An international team of astronomers on Wednesday unveiled the most compelling evidence to date that dark energy — a mysterious phenomenon pushing our universe to expand ever faster — is not a constant force of nature but one that ebbs and flows through cosmic time.

Dark energy, the new measurement suggests, may not resign our universe to a fate of being ripped apart across every scale, from galaxy clusters down to atomic nuclei. Instead, its expansion could wane, eventually leaving the universe stable. Or the cosmos could even reverse course, eventually doomed to a collapse that astronomers refer to as the Big Crunch.
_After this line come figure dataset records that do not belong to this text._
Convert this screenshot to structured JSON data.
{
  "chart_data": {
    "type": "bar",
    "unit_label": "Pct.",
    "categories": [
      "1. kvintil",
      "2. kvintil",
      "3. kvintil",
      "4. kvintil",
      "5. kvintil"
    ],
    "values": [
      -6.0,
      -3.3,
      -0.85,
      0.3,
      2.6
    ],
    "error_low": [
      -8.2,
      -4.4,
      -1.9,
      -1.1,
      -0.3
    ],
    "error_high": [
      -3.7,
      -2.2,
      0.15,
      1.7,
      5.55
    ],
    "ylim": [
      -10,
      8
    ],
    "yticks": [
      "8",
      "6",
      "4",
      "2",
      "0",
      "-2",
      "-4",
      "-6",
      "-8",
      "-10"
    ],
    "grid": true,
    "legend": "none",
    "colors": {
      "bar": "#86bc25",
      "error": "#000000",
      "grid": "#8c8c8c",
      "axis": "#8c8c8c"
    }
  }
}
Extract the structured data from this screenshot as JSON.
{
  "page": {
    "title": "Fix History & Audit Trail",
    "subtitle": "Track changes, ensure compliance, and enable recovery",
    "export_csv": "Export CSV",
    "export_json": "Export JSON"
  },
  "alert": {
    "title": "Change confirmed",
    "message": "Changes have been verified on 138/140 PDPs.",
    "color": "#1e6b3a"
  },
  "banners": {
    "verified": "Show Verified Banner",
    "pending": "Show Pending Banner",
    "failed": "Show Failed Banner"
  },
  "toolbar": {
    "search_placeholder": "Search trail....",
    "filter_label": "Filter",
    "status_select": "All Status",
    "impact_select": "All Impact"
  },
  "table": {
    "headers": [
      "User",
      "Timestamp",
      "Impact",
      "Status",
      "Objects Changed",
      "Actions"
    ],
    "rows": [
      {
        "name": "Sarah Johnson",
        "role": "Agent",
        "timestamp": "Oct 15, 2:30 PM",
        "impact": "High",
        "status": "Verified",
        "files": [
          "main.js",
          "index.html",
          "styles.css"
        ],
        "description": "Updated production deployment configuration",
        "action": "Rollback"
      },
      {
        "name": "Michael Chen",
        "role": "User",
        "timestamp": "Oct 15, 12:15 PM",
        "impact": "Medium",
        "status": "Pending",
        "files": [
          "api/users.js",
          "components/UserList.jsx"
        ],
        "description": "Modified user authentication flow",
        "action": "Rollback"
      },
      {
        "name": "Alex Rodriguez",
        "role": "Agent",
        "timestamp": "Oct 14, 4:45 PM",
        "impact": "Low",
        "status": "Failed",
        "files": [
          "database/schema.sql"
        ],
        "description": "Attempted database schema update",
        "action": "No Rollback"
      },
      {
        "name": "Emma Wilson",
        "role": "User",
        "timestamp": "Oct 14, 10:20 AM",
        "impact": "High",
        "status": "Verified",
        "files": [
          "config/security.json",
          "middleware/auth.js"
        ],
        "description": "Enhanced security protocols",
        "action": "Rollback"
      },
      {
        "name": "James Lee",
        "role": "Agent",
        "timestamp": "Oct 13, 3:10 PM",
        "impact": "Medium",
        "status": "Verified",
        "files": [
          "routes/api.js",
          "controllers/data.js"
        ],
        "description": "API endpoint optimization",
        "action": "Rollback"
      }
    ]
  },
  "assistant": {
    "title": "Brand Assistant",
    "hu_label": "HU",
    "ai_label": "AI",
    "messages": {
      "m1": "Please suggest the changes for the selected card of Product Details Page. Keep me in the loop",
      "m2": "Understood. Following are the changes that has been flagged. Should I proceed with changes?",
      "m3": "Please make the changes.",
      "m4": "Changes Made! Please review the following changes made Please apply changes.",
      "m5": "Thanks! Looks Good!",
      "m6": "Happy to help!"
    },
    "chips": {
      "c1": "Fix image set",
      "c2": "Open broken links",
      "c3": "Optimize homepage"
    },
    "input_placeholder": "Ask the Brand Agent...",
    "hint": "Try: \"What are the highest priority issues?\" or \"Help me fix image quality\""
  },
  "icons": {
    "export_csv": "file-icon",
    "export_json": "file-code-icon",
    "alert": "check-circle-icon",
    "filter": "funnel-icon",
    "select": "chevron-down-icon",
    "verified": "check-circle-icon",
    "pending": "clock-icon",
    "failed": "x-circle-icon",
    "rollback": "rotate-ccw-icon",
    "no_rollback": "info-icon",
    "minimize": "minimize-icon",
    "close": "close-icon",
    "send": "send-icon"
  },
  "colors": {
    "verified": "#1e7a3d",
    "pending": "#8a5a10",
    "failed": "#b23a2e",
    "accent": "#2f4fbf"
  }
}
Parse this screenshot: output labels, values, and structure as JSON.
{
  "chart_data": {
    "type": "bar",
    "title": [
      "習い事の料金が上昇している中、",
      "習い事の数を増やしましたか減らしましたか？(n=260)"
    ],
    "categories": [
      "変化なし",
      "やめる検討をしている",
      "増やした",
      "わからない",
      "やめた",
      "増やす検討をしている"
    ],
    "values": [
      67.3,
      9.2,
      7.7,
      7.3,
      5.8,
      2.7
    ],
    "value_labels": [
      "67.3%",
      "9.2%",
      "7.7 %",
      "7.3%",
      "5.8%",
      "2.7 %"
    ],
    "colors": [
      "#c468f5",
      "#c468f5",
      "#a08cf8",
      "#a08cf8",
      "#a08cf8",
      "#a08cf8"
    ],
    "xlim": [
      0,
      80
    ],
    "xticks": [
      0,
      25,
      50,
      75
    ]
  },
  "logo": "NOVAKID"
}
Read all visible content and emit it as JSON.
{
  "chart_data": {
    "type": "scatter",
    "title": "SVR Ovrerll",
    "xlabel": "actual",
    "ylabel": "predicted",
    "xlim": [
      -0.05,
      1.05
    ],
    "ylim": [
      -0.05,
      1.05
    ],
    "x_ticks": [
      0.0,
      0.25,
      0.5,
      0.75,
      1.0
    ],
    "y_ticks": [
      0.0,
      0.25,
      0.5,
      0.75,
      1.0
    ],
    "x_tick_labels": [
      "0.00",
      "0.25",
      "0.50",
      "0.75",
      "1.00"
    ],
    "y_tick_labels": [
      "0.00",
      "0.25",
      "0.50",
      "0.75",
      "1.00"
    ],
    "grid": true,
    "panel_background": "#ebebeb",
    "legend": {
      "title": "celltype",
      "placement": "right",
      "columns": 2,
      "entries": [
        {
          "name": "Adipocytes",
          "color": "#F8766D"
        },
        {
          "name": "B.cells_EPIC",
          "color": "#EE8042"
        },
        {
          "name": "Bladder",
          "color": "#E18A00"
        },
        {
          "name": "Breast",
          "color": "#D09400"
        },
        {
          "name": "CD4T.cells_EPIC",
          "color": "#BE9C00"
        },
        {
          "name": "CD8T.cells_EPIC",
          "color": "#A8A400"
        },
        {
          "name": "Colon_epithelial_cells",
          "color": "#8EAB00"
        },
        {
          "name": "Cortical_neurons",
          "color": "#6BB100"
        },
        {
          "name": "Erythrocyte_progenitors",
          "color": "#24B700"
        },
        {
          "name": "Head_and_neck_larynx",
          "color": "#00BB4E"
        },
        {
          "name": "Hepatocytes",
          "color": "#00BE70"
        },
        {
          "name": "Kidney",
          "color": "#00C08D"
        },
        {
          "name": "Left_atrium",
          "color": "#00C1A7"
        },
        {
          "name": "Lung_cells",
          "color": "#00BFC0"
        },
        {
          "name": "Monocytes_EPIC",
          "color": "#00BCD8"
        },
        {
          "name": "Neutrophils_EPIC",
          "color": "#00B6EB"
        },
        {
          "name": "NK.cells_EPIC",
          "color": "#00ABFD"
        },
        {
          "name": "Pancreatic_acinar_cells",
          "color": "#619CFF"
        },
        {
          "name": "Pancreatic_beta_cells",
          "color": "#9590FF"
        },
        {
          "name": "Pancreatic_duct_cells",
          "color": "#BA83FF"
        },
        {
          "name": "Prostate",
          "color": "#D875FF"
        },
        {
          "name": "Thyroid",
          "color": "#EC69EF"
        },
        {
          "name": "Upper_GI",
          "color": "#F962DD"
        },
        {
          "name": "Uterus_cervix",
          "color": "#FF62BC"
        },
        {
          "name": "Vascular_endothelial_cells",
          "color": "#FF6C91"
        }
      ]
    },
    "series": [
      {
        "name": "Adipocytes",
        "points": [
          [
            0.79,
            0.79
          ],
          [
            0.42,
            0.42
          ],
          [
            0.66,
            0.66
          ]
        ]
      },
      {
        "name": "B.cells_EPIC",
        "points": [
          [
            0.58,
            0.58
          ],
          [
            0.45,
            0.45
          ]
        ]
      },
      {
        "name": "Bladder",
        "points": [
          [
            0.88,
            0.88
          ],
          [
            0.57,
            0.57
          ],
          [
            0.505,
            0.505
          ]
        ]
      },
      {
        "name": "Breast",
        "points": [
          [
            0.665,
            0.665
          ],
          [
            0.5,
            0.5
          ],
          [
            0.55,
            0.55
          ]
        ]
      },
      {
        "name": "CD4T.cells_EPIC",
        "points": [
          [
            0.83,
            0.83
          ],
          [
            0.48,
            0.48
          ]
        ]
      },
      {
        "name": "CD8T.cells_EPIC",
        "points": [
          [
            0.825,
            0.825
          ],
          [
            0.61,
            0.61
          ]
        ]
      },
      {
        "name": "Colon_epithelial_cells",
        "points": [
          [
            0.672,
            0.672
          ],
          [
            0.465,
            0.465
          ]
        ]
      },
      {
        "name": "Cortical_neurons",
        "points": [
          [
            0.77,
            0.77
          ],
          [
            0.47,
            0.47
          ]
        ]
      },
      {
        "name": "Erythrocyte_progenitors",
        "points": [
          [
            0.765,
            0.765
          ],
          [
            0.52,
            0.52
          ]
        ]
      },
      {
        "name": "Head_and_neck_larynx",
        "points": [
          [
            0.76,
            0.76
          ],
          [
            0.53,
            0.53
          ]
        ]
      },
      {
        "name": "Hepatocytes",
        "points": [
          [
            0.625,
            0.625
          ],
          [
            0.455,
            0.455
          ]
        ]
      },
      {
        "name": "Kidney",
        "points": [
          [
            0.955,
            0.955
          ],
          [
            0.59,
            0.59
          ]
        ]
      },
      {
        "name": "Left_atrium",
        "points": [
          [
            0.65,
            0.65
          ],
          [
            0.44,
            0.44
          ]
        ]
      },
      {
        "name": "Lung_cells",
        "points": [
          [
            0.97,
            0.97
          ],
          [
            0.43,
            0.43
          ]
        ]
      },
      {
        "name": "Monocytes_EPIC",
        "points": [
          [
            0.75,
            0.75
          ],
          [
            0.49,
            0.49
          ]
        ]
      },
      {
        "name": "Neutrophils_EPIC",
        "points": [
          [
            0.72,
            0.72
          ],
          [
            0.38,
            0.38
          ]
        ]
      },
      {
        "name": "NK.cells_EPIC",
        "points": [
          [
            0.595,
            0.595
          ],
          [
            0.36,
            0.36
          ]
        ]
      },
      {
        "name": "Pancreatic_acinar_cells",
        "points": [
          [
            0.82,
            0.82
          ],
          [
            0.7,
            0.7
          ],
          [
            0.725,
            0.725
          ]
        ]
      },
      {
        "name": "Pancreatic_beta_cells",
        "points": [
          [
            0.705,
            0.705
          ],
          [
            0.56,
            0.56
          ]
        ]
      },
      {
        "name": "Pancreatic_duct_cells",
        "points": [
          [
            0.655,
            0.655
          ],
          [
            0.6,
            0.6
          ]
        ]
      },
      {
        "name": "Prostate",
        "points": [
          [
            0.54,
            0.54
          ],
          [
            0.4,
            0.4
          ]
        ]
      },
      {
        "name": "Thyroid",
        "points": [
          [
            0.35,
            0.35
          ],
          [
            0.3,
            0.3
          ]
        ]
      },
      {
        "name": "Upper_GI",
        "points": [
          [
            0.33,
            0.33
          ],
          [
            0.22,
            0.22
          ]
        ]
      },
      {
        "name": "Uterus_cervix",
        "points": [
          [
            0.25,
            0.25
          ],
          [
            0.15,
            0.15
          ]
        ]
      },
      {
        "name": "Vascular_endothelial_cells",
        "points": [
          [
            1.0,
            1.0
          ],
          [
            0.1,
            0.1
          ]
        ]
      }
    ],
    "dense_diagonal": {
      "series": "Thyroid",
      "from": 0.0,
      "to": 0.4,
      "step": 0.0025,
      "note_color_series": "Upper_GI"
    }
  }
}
The latest results bolster a tantalizing hint from last April that something was awry with the standard model of cosmology, scientists’ best theory of the history and the structure of the universe. The measurements, from last year and this month, come from a collaboration running the Dark Energy Spectroscopic Instrument, or DESI, on a telescope at Kitt Peak National Observatory in Arizona.

“It’s a bit more than a hint now,” said Michael Levi, a cosmologist at Lawrence Berkeley National Laboratory and the director of DESI. “It puts us in conflict with other measurements,” Dr. Levi added. “Unless dark energy evolves — then, boy, all the ducks line up in a row.”

The announcement was made at a meeting of the American Physical Society in Anaheim, Calif., and accompanied by a set of papers describing the results, which are being submitted for peer review and publication in the journal Physical Review D.

“It’s fair to say that this result, taken at face value, appears to be the biggest hint we have about the nature of dark energy in the ~25 years since we discovered it,” Adam Riess, an astrophysicist at Johns Hopkins University and the Space Telescope Science Institute in Baltimore who was not involved in the work but shared the 2011 Nobel Prize in Physics for discovering dark energy, wrote in an email.